The abrupt reversal ignites renewed speculation about Musk’s intentions for Twitter since disclosing he had taken a stake of just over 9% — becoming the social media giant’s largest individual shareholder. If he doesn’t join the board, Musk would not be subject to an agreement to keep his stake at no more than 14.9%.
The billionaire behind Tesla Inc. and SpaceX has been vocal about changes he’d consider at the social media platform. Musk wasted no time in appealing to users about prospective moves from turning Twitter’s San Francisco headquarters into a homeless shelter and adding an edit button for tweets, to granting automatic verification marks to premium users. Those open musings drew in even Amazon.com Inc. founder and space-faring rival Jeff Bezos, among other high-profile personalities.
Musk posted a single emoji after the Twitter CEO’s explanation, a smiling face with a hand over its mouth.
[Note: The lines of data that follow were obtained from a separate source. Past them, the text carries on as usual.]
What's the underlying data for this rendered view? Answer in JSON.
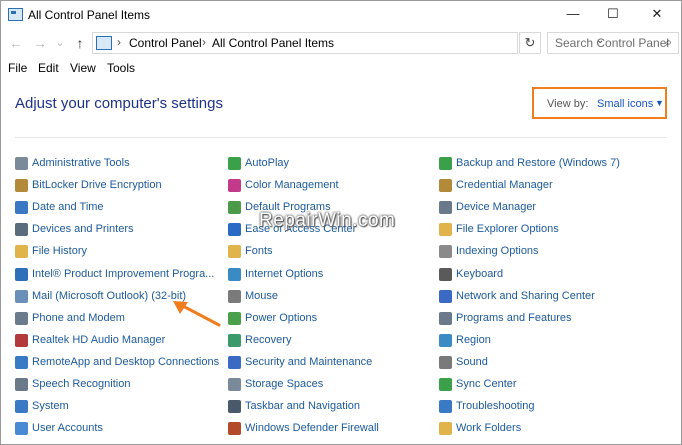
{
  "window": {
    "title": "All Control Panel Items",
    "controls": {
      "minimize": "—",
      "maximize": "☐",
      "close": "✕"
    }
  },
  "nav": {
    "back": "←",
    "forward": "→",
    "dropdown": "⌄",
    "up": "↑",
    "breadcrumb": [
      "Control Panel",
      "All Control Panel Items"
    ],
    "separator": "›",
    "address_dropdown": "⌄",
    "refresh": "↻",
    "search_placeholder": "Search Control Panel",
    "search_icon": "⌕"
  },
  "menu": [
    "File",
    "Edit",
    "View",
    "Tools"
  ],
  "heading": "Adjust your computer's settings",
  "view_by": {
    "label": "View by:",
    "value": "Small icons",
    "caret": "▼"
  },
  "columns": [
    [
      {
        "label": "Administrative Tools",
        "icon": "admin-tools-icon",
        "color": "#7a8a99"
      },
      {
        "label": "BitLocker Drive Encryption",
        "icon": "bitlocker-icon",
        "color": "#b38a3a"
      },
      {
        "label": "Date and Time",
        "icon": "date-time-icon",
        "color": "#3a78c4"
      },
      {
        "label": "Devices and Printers",
        "icon": "devices-printers-icon",
        "color": "#5b6c7e"
      },
      {
        "label": "File History",
        "icon": "file-history-icon",
        "color": "#e0b44a"
      },
      {
        "label": "Intel® Product Improvement Progra...",
        "icon": "intel-icon",
        "color": "#2f6fba"
      },
      {
        "label": "Mail (Microsoft Outlook) (32-bit)",
        "icon": "mail-icon",
        "color": "#6a8fb8"
      },
      {
        "label": "Phone and Modem",
        "icon": "phone-modem-icon",
        "color": "#6b7b8b"
      },
      {
        "label": "Realtek HD Audio Manager",
        "icon": "realtek-icon",
        "color": "#b33a3a"
      },
      {
        "label": "RemoteApp and Desktop Connections",
        "icon": "remoteapp-icon",
        "color": "#3a7ac4"
      },
      {
        "label": "Speech Recognition",
        "icon": "speech-icon",
        "color": "#6a7a8a"
      },
      {
        "label": "System",
        "icon": "system-icon",
        "color": "#3a7ac4"
      },
      {
        "label": "User Accounts",
        "icon": "user-accounts-icon",
        "color": "#4a8ad4"
      }
    ],
    [
      {
        "label": "AutoPlay",
        "icon": "autoplay-icon",
        "color": "#3aa04a"
      },
      {
        "label": "Color Management",
        "icon": "color-management-icon",
        "color": "#c43a8a"
      },
      {
        "label": "Default Programs",
        "icon": "default-programs-icon",
        "color": "#4a9a4a"
      },
      {
        "label": "Ease of Access Center",
        "icon": "ease-of-access-icon",
        "color": "#2a6ac4"
      },
      {
        "label": "Fonts",
        "icon": "fonts-icon",
        "color": "#e0b44a"
      },
      {
        "label": "Internet Options",
        "icon": "internet-options-icon",
        "color": "#3a8ac4"
      },
      {
        "label": "Mouse",
        "icon": "mouse-icon",
        "color": "#7a7a7a"
      },
      {
        "label": "Power Options",
        "icon": "power-options-icon",
        "color": "#4aa04a"
      },
      {
        "label": "Recovery",
        "icon": "recovery-icon",
        "color": "#3a9a6a"
      },
      {
        "label": "Security and Maintenance",
        "icon": "security-flag-icon",
        "color": "#3a6ac4"
      },
      {
        "label": "Storage Spaces",
        "icon": "storage-spaces-icon",
        "color": "#7a8a9a"
      },
      {
        "label": "Taskbar and Navigation",
        "icon": "taskbar-icon",
        "color": "#4a5a6a"
      },
      {
        "label": "Windows Defender Firewall",
        "icon": "firewall-icon",
        "color": "#b34a2a"
      }
    ],
    [
      {
        "label": "Backup and Restore (Windows 7)",
        "icon": "backup-restore-icon",
        "color": "#3aa04a"
      },
      {
        "label": "Credential Manager",
        "icon": "credential-manager-icon",
        "color": "#b38a3a"
      },
      {
        "label": "Device Manager",
        "icon": "device-manager-icon",
        "color": "#6a7a8a"
      },
      {
        "label": "File Explorer Options",
        "icon": "folder-options-icon",
        "color": "#e0b44a"
      },
      {
        "label": "Indexing Options",
        "icon": "indexing-options-icon",
        "color": "#8a8a8a"
      },
      {
        "label": "Keyboard",
        "icon": "keyboard-icon",
        "color": "#5a5a5a"
      },
      {
        "label": "Network and Sharing Center",
        "icon": "network-sharing-icon",
        "color": "#3a6ac4"
      },
      {
        "label": "Programs and Features",
        "icon": "programs-features-icon",
        "color": "#6a7a8a"
      },
      {
        "label": "Region",
        "icon": "region-icon",
        "color": "#3a8ac4"
      },
      {
        "label": "Sound",
        "icon": "sound-icon",
        "color": "#7a7a7a"
      },
      {
        "label": "Sync Center",
        "icon": "sync-center-icon",
        "color": "#3aa04a"
      },
      {
        "label": "Troubleshooting",
        "icon": "troubleshooting-icon",
        "color": "#3a7ac4"
      },
      {
        "label": "Work Folders",
        "icon": "work-folders-icon",
        "color": "#e0b44a"
      }
    ]
  ],
  "watermark": "RepairWin.com",
  "accent_color": "#f07d1e"
}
Musk and Twitter executives had been expected to host a town-hall for employees this week, though it’s uncertain if that will proceed. Representatives for Musk and Twitter declined to comment.
Musk’s tweets have enthralled the social media sphere since the revelation of his stake. Twitter announced shortly after that the entrepreneur would be joining its board, spurring widespread debate. Several market-watchers tweeted that Musk may be staying off the board to avoid potential conflicts of interest in future — were he to consider increasing his stake of Twitter or acquiring it outright.
Musk, CEO of automaker Tesla, is the world’s richest man, according to the Bloomberg Billionaires Index. He’s also one of the biggest personalities on Twitter and has regularly stirred controversy on the platform.
The billionaire could face scrutiny from U.S. regulators by disclosing his massive stake days later than regulations allow, and because he revealed it in a filing typically reserved for passive investments. Ascending to Twitter’s board so swiftly after the disclosure could have complicated that process.
Musk is already seeking to exit a 2018 deal with the SEC that put controls in place related to his previous tweeting about Tesla.
Citing internal company messages, the Washington Post on Thursday reported that some workers in recent days have expressed concern on Twitter’s employee Slack channels that Musk could inflict damage to the company’s culture, as well as make it harder for people to do their jobs.
“Let’s tune out the noise, and stay focused on the work and what we’re building,” Agrawal said in his Sunday memo to employees.